The clinical phenotypic features of myoclonus-dystonia (M-D), including motor symptoms, psychiatric disorders, and neuropsychological deficits, were evaluated in 50 subjects from three M-D families examined at Mount Sinai School of Medicine, New York, and other centers. Each family had different truncating mutations in the SGCE gene on 7q21 chromosome, and one had an additional missense alteration in the DRD2 gene on llq23. The families had several motor features in common: symptoms began in the first or second decade and either myoclonus or dystonia or both involved the upper limbs, head, neck, or trunk. Psychiatric disorders, correlating with the motor symptoms, occurred in most patients and included depression, obsessive-compulsive disorder, and substance abuse, especially alcohol dependence. Whether the OCD and other psychiatric problems are specifically related to the M-D gene mutations or are secondary to the stress of the disease remains to be determined. Cognitive tests revealed impaired verbal learning and memory in one family, impaired memory in a second, and none in a third family. [1]

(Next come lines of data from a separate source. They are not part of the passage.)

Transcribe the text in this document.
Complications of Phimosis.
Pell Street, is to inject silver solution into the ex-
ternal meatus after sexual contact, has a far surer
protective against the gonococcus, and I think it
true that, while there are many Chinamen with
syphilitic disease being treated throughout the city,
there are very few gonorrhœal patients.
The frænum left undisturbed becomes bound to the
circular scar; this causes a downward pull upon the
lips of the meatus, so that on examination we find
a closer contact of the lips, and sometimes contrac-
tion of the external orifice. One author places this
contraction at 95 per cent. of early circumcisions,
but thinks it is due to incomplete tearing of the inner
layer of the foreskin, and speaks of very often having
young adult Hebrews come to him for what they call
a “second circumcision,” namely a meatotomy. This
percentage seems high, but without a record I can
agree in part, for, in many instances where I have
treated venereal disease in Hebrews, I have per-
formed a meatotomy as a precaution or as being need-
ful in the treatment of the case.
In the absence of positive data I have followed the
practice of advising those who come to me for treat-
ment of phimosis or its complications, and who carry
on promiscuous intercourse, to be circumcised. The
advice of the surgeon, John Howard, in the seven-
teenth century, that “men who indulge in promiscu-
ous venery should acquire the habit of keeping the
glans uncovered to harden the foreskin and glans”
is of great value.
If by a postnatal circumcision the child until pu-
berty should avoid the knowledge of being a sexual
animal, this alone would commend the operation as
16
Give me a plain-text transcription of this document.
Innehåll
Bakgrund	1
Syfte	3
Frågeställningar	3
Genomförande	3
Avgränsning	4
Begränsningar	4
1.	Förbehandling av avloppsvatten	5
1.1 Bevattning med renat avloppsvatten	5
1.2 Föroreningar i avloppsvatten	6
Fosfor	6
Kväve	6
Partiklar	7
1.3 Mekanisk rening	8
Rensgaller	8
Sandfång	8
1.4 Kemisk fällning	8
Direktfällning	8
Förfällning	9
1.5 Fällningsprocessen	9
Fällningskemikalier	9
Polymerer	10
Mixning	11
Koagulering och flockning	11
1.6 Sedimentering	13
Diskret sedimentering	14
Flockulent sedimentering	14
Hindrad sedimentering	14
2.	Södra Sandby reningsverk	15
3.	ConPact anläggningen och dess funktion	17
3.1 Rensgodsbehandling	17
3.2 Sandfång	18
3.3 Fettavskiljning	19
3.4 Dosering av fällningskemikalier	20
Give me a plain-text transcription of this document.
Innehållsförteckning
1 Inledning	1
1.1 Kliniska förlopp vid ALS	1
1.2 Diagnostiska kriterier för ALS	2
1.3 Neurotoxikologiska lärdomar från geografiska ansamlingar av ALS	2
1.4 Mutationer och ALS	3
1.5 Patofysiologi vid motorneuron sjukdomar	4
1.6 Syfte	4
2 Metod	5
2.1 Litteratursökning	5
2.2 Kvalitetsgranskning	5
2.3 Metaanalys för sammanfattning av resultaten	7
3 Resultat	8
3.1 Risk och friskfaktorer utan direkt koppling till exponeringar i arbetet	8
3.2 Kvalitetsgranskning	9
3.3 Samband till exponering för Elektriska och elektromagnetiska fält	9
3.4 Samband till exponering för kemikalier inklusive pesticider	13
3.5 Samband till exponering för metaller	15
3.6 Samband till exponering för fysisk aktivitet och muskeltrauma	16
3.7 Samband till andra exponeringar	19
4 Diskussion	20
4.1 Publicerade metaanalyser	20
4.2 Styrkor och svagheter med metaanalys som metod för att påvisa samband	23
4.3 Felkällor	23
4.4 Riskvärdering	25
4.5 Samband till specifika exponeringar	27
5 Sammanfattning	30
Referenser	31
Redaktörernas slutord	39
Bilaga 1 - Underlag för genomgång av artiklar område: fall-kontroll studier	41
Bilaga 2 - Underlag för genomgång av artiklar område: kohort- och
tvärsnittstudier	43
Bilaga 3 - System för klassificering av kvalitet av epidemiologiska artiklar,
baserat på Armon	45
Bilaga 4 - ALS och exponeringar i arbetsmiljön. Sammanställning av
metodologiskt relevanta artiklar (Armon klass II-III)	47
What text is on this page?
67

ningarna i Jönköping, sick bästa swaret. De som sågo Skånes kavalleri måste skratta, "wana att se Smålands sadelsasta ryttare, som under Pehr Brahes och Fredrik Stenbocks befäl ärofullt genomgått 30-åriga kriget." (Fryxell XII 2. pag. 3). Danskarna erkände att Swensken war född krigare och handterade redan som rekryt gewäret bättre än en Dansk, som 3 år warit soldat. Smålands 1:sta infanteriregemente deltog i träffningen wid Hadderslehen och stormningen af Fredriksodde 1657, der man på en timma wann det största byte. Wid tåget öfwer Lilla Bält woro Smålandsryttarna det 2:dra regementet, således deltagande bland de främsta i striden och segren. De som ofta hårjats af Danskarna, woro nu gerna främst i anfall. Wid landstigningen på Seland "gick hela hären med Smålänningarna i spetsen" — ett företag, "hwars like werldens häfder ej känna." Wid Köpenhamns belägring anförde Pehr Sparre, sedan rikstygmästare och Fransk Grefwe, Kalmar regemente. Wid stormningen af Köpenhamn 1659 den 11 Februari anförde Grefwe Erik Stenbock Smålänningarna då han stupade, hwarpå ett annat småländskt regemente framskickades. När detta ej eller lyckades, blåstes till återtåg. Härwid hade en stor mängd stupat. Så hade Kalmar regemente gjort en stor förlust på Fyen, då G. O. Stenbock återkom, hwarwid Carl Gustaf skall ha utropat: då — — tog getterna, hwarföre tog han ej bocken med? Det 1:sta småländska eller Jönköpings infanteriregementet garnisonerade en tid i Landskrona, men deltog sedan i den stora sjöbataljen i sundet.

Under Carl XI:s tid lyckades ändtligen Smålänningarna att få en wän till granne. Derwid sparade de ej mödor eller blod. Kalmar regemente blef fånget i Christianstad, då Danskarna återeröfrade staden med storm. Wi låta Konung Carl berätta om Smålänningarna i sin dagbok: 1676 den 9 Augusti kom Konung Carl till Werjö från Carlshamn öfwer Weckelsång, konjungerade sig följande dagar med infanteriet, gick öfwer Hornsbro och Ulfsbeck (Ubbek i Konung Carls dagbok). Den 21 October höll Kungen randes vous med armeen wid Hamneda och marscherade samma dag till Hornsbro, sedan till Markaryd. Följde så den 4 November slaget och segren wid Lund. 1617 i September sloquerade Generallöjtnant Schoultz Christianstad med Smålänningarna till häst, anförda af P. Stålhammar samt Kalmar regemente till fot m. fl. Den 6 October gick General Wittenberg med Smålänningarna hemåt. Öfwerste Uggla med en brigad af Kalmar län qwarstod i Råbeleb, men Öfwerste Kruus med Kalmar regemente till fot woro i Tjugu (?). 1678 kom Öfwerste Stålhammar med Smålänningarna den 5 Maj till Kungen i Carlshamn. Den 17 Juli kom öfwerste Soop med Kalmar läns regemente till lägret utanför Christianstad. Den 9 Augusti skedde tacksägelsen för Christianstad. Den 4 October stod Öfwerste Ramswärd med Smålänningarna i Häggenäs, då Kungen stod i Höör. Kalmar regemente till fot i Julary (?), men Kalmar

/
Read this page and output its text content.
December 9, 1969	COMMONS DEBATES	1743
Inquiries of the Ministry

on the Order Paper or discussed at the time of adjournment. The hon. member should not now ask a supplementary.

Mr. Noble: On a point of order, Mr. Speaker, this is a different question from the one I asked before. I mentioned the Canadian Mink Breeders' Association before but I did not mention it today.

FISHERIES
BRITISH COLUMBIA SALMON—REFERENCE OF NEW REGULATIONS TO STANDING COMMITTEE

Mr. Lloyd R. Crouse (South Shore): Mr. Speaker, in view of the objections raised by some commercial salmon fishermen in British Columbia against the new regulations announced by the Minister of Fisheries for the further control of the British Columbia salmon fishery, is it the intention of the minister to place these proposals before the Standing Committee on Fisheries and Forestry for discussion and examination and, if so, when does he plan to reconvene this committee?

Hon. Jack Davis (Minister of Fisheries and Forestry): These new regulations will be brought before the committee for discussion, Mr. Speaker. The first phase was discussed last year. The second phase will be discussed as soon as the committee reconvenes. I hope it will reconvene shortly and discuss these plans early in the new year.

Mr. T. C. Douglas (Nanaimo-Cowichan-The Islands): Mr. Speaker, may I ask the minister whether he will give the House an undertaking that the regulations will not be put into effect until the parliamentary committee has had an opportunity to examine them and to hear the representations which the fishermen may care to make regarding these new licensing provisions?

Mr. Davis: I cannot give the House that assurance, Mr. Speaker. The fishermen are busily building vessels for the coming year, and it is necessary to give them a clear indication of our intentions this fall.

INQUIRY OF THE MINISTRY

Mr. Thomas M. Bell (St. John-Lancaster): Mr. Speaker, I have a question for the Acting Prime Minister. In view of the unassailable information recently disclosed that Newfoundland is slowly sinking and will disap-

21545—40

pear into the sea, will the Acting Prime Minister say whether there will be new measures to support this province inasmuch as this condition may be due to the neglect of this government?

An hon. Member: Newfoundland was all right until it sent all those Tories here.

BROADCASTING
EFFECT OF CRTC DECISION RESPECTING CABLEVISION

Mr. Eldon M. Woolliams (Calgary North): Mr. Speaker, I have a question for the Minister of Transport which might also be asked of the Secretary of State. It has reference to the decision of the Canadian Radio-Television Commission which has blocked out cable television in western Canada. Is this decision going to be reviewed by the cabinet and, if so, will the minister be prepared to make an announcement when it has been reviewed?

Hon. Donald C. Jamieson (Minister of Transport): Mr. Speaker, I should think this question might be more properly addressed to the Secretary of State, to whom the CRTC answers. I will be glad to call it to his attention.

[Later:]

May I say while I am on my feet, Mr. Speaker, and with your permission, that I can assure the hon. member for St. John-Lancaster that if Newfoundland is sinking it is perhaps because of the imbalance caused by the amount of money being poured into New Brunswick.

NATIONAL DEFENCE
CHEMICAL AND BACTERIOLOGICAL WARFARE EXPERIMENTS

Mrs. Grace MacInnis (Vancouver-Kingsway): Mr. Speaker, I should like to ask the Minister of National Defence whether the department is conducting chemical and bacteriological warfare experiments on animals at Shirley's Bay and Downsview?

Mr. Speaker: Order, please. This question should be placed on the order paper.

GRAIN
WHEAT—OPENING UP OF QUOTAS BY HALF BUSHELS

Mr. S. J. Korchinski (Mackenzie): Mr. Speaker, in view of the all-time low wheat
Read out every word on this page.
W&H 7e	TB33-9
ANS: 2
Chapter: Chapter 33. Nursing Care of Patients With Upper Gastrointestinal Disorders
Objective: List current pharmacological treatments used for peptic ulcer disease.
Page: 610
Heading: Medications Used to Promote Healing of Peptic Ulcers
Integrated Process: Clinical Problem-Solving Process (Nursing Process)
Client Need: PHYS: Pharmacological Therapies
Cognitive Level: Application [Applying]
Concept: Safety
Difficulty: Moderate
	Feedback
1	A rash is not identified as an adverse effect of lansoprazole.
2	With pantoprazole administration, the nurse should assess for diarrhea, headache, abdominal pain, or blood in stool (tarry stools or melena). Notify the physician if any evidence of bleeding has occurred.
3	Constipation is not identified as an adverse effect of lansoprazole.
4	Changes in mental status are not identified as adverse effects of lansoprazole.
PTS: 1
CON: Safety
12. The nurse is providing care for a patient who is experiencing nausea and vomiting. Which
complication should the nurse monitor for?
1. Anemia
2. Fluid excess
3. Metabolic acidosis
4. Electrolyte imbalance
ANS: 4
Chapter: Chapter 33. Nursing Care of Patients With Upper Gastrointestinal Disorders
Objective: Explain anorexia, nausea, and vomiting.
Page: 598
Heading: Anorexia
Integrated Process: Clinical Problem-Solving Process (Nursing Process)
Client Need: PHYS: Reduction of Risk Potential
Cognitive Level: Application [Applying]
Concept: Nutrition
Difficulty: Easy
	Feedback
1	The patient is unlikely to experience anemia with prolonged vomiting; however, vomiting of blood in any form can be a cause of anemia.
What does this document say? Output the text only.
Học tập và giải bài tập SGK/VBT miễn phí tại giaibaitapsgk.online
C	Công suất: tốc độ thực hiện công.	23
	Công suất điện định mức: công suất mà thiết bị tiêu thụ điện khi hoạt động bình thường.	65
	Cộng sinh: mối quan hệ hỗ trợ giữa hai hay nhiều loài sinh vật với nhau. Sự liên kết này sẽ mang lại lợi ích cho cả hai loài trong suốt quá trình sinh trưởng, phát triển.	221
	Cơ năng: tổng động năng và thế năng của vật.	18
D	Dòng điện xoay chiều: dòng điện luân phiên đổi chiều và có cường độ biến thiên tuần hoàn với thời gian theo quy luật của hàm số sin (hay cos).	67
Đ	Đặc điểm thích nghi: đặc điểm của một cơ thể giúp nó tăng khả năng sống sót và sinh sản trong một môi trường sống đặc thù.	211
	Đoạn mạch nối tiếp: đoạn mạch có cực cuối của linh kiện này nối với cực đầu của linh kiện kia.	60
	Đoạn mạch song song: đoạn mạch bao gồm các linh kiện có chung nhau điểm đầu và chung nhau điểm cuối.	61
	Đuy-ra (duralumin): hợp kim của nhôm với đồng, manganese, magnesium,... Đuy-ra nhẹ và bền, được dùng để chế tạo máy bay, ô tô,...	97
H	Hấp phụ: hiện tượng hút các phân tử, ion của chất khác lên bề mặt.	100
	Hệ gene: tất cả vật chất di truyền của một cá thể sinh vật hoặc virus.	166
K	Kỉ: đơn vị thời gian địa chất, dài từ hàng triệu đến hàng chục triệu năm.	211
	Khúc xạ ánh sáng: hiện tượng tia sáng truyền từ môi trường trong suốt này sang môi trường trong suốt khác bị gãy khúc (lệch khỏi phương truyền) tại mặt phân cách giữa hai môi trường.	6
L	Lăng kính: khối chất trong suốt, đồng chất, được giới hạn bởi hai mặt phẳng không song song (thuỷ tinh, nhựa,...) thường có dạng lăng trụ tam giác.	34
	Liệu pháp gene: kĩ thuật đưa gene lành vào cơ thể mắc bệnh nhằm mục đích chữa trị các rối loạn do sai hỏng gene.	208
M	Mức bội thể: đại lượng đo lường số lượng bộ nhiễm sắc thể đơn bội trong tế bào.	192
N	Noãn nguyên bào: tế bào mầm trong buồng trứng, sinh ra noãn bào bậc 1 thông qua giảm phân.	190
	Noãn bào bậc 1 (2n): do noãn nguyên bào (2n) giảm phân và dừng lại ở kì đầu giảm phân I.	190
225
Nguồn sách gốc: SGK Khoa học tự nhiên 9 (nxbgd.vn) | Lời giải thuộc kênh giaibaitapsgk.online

COMMENT. A plethora of articles on myoclonus-dystonia syndrome (MDS) are published in current literature. The locus for MDS is mapped to 7q21 region and llq23, and 7 different heterogeneous mutations in the gene for epsilon-sarcoglycan (SGCE) have been identified (see Ped Neur Briefs Oct 2002;16:78-79). The present article identifies 3 families with different mutations in the SGCE on 7q21, and one also with a missense alteration in the DRRD2 gene on llq23.

A novel locus for inherited myoclonus-dystonia on chromosome 18pll has been reported in 13 members of a large Canadian family, reported from the Ottawa Hospital, University of Ottawa, Canada. [2]

Clinical findings of a M-D family with two distinct mutations are reported [3]. A novel deletion in the DYT1 gene on the maternal side and a missense change in the SGCE gene on the paternal side were found. The father of the index case carried the 7q21 missense alteration and had mild intermittent myoclonus beginning in early childhood. The index case and her brother had both mutations and they presented with myoclonus in early childhood. Dystonia developed later, and both patients had psychiatric disorders.

Autosomal dominant GTP-CH deficiency presenting as a dopa-responsive myoclonus-dystonia syndrome is reported from University of Rome, Italy [4]. A 17-year-old boy presented with myoclonus and later developed dystonia and bradykinesia. The paternal grandfather and three relatives had M-D and resting or postural tremor. A missense mutation was found in the exon 6 of GCH-1 gene (K224R).

An editorial is provided by Furukawa Y and Rajput AH [5]. Inherited M-D is a new term for “hereditary essential myoclonus” or “hereditary (alcohol-responsive) myoclonic dystonia”. Clinical features of inherited M-D are as follows: autosomal-dominant inheritance; onset in childhood or adolescence; myoclonus affecting neck, shoulders, and arms and dystonia manifested by torticollis and writer’s cramp; alcohol responsiveness; psychiatric problems; and a benign clinical course with normal life span. Locus heterogeneity includes 7q21 for the SGCE gene (10 families), 18pll (single family and unknown gene), and possibly, llq23 for DRD2. Pedigree analysis suggests maternal imprinting in genetically confirmed M-D families; this is responsible for reduced penetrance and non-expression of the trait when the disease is inherited maternally.